Well, after the Governor's announcement, Entergy Vermont Yankee officials from Montpelier to Vernon ran scurrying off to light votive candles and visit their confessors, and a few legislators did, too. Somehow the Gundersens still received an invitation to complete their testimony another time. So, as you can see, Lord, I've had good reason to believe that the artery that normally carries my prayers to you directly from Vermont Yankee was clogged this week with the prayers of my company superiors as well as those of certain denizens of Montpelier and Washington. In the meanwhile, I do want to make one remedial offering for having been so lacking in devotion. It's a prayer, but it's not actually by me, and I'm not even sure whether it's to you. It's by Petey Sweety at Green Mountain Daily.
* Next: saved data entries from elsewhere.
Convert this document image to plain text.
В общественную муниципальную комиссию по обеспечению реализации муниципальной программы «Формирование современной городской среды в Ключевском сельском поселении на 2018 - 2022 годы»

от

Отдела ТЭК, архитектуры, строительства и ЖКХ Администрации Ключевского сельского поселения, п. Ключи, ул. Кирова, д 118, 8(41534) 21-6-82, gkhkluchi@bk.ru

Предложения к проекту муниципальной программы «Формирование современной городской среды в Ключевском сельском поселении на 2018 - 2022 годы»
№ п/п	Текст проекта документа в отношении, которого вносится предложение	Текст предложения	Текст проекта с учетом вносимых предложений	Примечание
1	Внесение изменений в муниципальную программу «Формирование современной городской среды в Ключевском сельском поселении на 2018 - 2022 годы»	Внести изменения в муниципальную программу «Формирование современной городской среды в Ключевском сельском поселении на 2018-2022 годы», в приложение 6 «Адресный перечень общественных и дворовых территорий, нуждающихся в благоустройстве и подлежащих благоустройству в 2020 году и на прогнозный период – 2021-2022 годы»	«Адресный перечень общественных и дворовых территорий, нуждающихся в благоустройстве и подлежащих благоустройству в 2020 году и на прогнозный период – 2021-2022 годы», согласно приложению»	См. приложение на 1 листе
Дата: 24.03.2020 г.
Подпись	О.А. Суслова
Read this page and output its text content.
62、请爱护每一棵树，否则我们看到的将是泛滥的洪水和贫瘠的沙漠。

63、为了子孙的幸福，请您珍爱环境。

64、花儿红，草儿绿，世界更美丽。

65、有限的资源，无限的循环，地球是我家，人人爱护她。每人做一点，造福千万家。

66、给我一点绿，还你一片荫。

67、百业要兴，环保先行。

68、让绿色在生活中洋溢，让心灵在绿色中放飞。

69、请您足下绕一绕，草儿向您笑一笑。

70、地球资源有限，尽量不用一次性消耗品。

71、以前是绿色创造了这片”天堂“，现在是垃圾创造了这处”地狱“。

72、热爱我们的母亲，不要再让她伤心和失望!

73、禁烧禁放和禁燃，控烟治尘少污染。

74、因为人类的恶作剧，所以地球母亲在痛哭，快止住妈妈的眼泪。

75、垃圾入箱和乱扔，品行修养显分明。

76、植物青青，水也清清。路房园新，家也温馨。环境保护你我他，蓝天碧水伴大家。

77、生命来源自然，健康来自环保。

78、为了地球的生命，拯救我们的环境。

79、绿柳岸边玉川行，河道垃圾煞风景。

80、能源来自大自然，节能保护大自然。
I'll just say the first few stanzas here, and then hope you will follow the link.
Entergy the Person Says
Please let us do our work in Peace
there is nothing to be alarmed about
we're making some technical adjustments
everything will be fine in a half-life
we're a human being here for God's sake
the Supreme Court just said so
a person like us has problems and feelings too
how would you like it if everybody attacked you?...
I'm sure you can see why I like this prayer, God. It strikes just the right tone. Please, read the rest of Petey Sweety's prayer here at Green Mountain Daily.
Amen,
Fake-Rob
PS: Woops! WCAX is reporting mucho bad news on the tritium front!